UPDATE 2-Ecuador seeks multilateral loans, safeguard dollar

(Recast, adds Correa’s quote, details and byline)

By Maria Eugenia Tello

GUAYAQUIL, Ecuador, Jan 6 (Reuters) - Ecuador is seeking $2.6 billion in credits from regional multilateral lenders to finance an economy reeling from a spreading global crisis, President Rafael Correa said on Tuesday.

In a meeting with a group of business leaders in the coastal city of Guayaquil, Correa said his government will also keep liquidity levels high by restricting some imports and taming public investment as crashing oil prices curtail the OPEC nation’s revenue intake.

The president said high liquidity will safeguard the country’s dollarized system amid worries lower oil prices and heavy public spending are quickly depleting dollar reserves.

“We will take measures... to prevent a balance of payment crisis that could threaten the dollarized system,” Correa told the meeting of business leaders.

Ecuador adopted the U.S. dollar as its legal currency in 2000 after a crippling financial crisis that led to massive currency devaluations. Correa, a socialist who has been a critic of the dollarized system, has denied plans to abandon the greenback that is widely popular among Ecuadoreans.

Correa said his government is working on securing $1.5 billion in credits from the Inter-American Development Bank, $600 million from the Andean Development Corporation and $480 million from the Latin American Reserve Fund.
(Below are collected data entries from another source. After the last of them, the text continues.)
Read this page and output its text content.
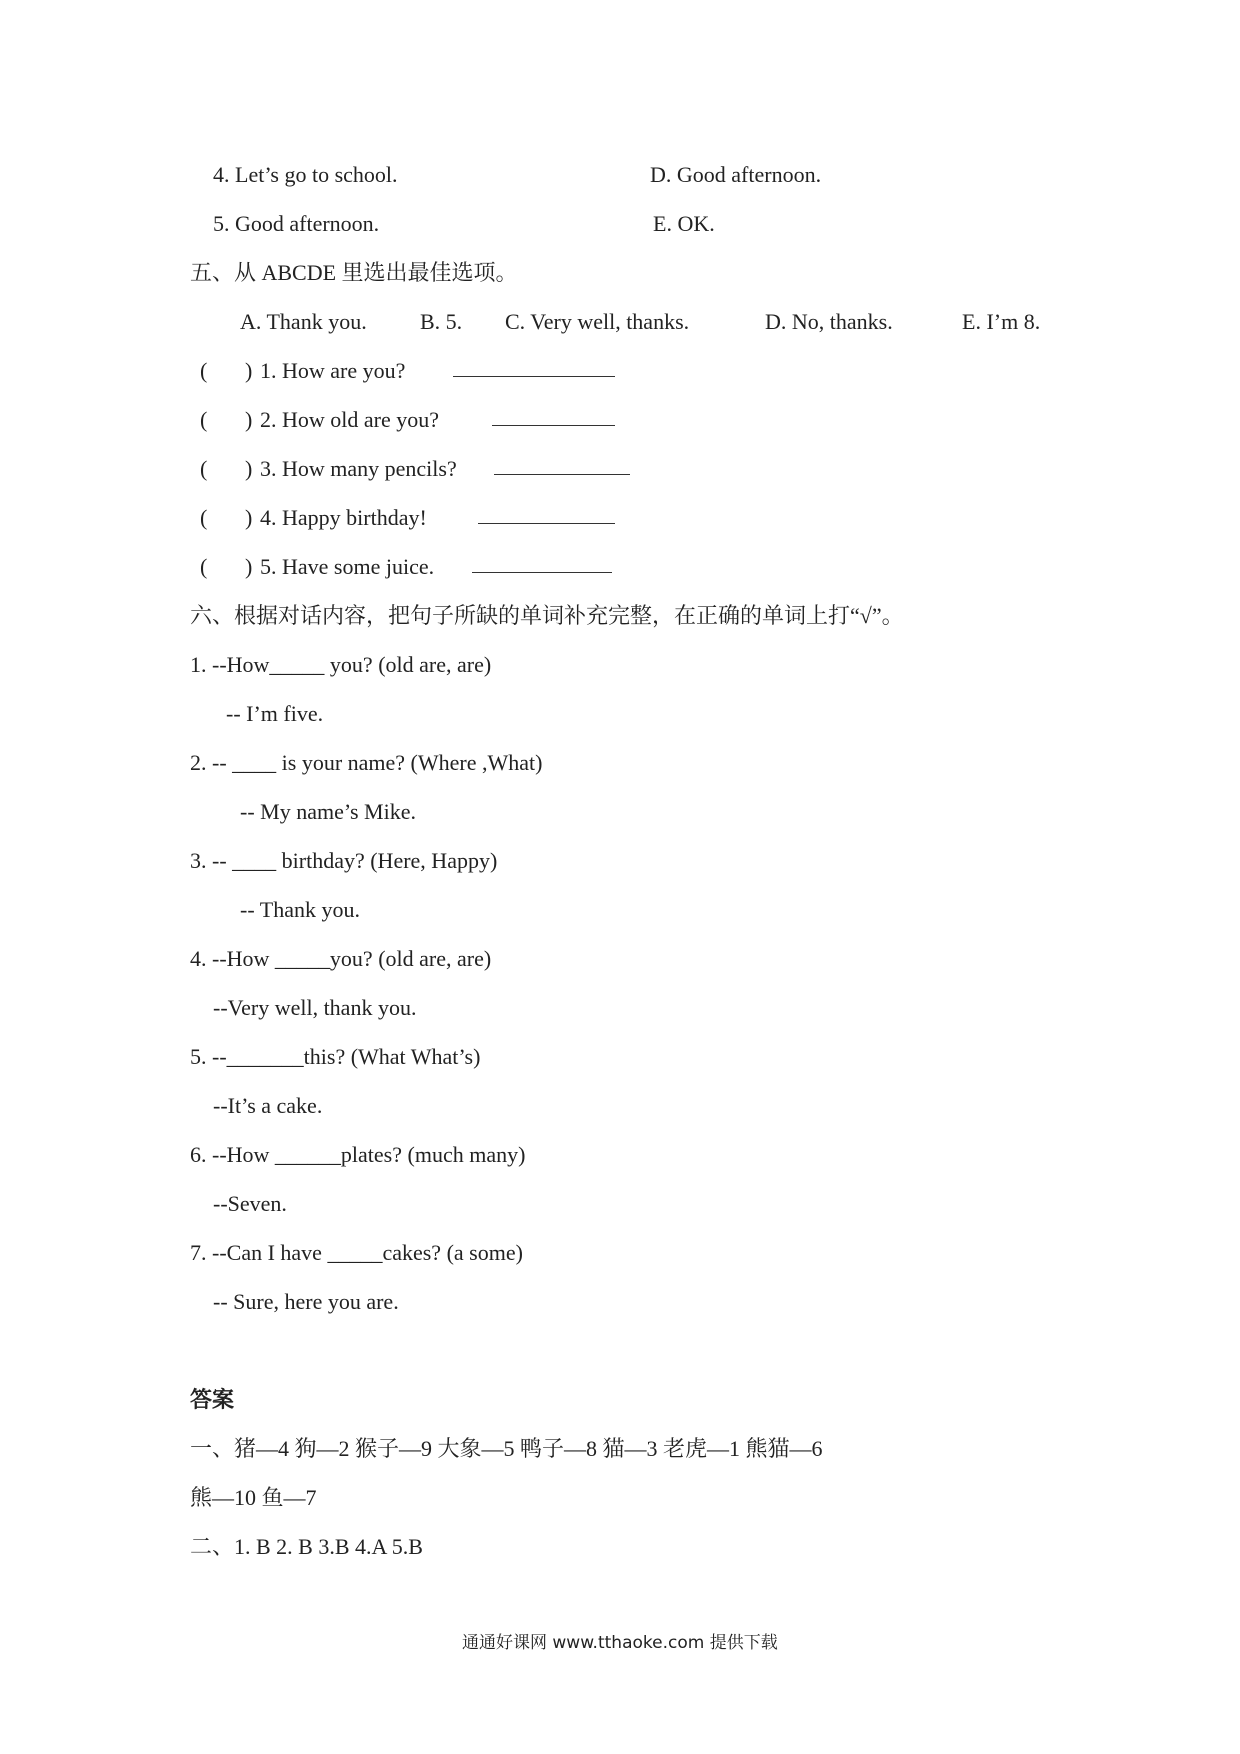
4. Let’s go to school.	D. Good afternoon.
5. Good afternoon.	E. OK.
五、从 ABCDE 里选出最佳选项。
A. Thank you. B. 5. C. Very well, thanks.	D. No, thanks.	E. I’m 8.
( ) 1. How are you?
( ) 2. How old are you?
( ) 3. How many pencils?
( ) 4. Happy birthday!
( ) 5. Have some juice.
六、根据对话内容，把句子所缺的单词补充完整，在正确的单词上打“√”。
1. --How_____ you? (old are, are)
-- I’m five.
2. -- ____ is your name? (Where ,What)
-- My name’s Mike.
3. -- ____ birthday? (Here, Happy)
-- Thank you.
4. --How _____you? (old are, are)
--Very well, thank you.
5. --_______this? (What What’s)
--It’s a cake.
6. --How ______plates? (much many)
--Seven.
7. --Can I have _____cakes? (a some)
-- Sure, here you are.
答案
一、猪—4 狗—2 猴子—9 大象—5 鸭子—8 猫—3 老虎—1 熊猫—6
熊—10 鱼—7
二、1. B 2. B 3.B 4.A 5.B
通通好课网 www.tthaoke.com 提供下载
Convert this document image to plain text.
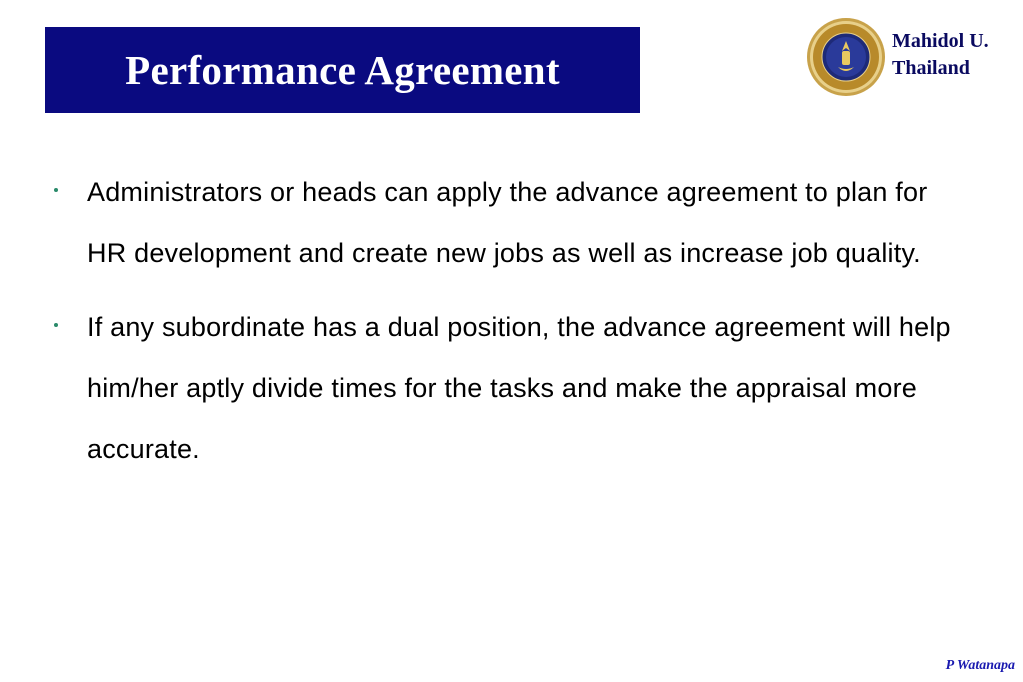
Performance Agreement
Mahidol U.
Thailand
Administrators or heads can apply the advance agreement to plan for HR development and create new jobs as well as increase job quality.
If any subordinate has a dual position, the advance agreement will help him/her aptly divide times for the tasks and make the appraisal more accurate.
P Watanapa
The former economy minister is scrambling for funds to cover a fiscal deficit expected in 2009 to widen to around $1.5 billion as the global crisis cramp the country’s key exports such as bananas and shrimp.

Multilateral loans and the sale of domestic debt could help the widely-popular Correa keep the economy afloat and sustain the dollarized system before his re-election in April. Crisis-weary Ecuadoreans have toppled their last three elected presidents in part due to economic missteps.

Correa’s announcement to seek loans comes only weeks after the country defaulted on $3.8 billion in global bonds, in a move analysts say would hurt the country’s multilateral financing.

In December, Correa refused to repay the country’s three global bonds over charges the debt was acquired illegally by past governments in cahoots with bond-holders.

Analysts say the debt default and falling oil prices would greatly limit financing sources, even from friendly nations like Iran and Venezuela.

“It seems that Correa is more stretched for financing than he anticipated,” said Enrique Alvarez, head of Latin America debt strategy with IDEAglobal. “Multilaterals might not be very willing to give him the funding he wants after the default... the $2.6 billion are looking like a long-short.”

To cope with financing needs Ecuador recently issued $1.5 billion in domestic bonds, and announced it will collect hundreds of millions of dollars in unpaid taxes from foreign oil companies.

Correa added that the Andean country’s registered inflation below 9 percent in all of 2008.